La position du NPD albertain se fait attendre

Un mois après son élection à la tête du gouvernement, le Nouveau Parti démocratique de l’Alberta n’a pas encore pris position publiquement sur le projet fédéral de commission pancanadienne de valeurs mobilières.

La décision du gouvernement de Rachel Notley, quelle qu’elle soit, revêtira une importance capitale pour Québec, car les deux provinces combattent ce projet main dans la main depuis plusieurs années.

« Le gouvernement du NPD va analyser le dossier au cours des prochaines semaines », a écrit Carolyn Gregson, attachée de presse dans le cabinet du nouveau ministre des Finances de l’Alberta, Joe Ceci. « Aucune décision n’a été prise pour l’instant. »

La première version du projet fédéral a été déclarée inconstitutionnelle par la Cour suprême en décembre 2011, mais les juges avaient laissé une porte ouverte en disant qu’Ottawa pourrait peut-être aller de l’avant avec un régime « coopératif » axé sur la gestion du risque systémique.

Ottawa est revenu à la charge avec une nouvelle version en septembre 2013. À l’heure actuelle, cinq provinces (Ontario, Colombie-Britannique, Saskattchewan, Île-du-Prince-Édouard et Nouveau-Brunswick) et le Yukon ont donné leur appui.

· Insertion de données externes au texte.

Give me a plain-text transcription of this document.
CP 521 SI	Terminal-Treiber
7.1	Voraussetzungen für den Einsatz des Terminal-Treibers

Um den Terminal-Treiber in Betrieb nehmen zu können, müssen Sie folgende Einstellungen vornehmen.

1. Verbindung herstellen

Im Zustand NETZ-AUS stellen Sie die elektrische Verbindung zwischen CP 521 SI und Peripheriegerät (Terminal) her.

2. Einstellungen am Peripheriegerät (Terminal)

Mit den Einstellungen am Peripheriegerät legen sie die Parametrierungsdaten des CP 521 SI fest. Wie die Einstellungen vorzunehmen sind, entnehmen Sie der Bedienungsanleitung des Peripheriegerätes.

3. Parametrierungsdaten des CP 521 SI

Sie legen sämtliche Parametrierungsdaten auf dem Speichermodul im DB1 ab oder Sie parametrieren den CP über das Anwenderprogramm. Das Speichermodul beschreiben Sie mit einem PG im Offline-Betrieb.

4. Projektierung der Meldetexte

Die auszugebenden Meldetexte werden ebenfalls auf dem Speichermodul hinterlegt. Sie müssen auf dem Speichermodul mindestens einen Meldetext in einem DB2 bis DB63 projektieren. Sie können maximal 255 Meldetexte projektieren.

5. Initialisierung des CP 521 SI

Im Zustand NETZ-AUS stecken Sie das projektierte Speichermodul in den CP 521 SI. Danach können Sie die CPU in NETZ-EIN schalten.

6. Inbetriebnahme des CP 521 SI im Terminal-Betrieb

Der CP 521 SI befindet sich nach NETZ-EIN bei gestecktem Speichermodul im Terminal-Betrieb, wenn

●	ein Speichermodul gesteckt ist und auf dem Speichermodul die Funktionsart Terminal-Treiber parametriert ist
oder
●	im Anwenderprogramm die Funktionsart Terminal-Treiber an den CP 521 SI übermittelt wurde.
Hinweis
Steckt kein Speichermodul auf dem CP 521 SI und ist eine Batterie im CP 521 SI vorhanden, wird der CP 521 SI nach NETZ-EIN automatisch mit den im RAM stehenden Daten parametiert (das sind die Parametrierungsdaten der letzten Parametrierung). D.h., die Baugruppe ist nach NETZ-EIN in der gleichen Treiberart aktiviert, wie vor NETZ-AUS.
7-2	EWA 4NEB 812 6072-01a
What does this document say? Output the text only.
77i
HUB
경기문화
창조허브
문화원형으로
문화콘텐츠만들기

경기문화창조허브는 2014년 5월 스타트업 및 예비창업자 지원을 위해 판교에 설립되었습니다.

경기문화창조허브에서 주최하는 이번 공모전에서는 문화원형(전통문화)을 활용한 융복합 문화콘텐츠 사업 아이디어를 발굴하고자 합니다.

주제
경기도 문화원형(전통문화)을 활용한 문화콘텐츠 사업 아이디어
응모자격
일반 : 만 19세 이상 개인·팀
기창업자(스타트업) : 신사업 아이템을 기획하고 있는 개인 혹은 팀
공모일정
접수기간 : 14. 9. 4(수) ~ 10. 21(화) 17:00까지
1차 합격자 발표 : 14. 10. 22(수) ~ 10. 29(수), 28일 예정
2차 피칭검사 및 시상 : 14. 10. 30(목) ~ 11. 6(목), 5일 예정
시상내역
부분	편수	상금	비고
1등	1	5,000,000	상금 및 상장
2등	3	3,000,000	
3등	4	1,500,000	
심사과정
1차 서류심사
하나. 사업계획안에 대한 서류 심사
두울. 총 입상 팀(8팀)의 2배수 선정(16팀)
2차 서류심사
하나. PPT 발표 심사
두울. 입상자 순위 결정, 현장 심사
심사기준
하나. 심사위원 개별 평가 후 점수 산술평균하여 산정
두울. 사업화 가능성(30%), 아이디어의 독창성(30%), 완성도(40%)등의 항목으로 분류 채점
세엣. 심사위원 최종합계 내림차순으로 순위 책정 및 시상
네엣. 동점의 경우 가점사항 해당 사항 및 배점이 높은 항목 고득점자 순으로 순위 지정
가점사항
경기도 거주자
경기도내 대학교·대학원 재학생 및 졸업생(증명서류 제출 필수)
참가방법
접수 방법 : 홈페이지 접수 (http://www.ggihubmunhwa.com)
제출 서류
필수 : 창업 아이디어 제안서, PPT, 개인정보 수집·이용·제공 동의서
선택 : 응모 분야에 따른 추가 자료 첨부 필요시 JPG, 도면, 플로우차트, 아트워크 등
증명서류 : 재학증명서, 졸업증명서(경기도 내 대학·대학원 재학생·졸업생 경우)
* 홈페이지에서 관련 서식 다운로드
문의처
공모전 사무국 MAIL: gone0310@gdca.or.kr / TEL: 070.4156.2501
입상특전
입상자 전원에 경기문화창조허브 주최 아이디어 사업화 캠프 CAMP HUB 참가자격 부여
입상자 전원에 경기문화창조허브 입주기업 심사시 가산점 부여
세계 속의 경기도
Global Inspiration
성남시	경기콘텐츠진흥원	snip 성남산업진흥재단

Le Québec et l’Alberta, qui représentent environ 40 % de la capitalisation boursière du pays et insistent sur le maintien des écosystèmes financiers, refusent d’embarquer. Au cabinet du ministre des Finances du Québec, Carlos Leitão, une attachée de presse a indiqué que ce dernier a discuté avec M. Ceci, mais qu’il s’agissait d’un appel de courtoisie pour le féliciter de la victoire du NPD.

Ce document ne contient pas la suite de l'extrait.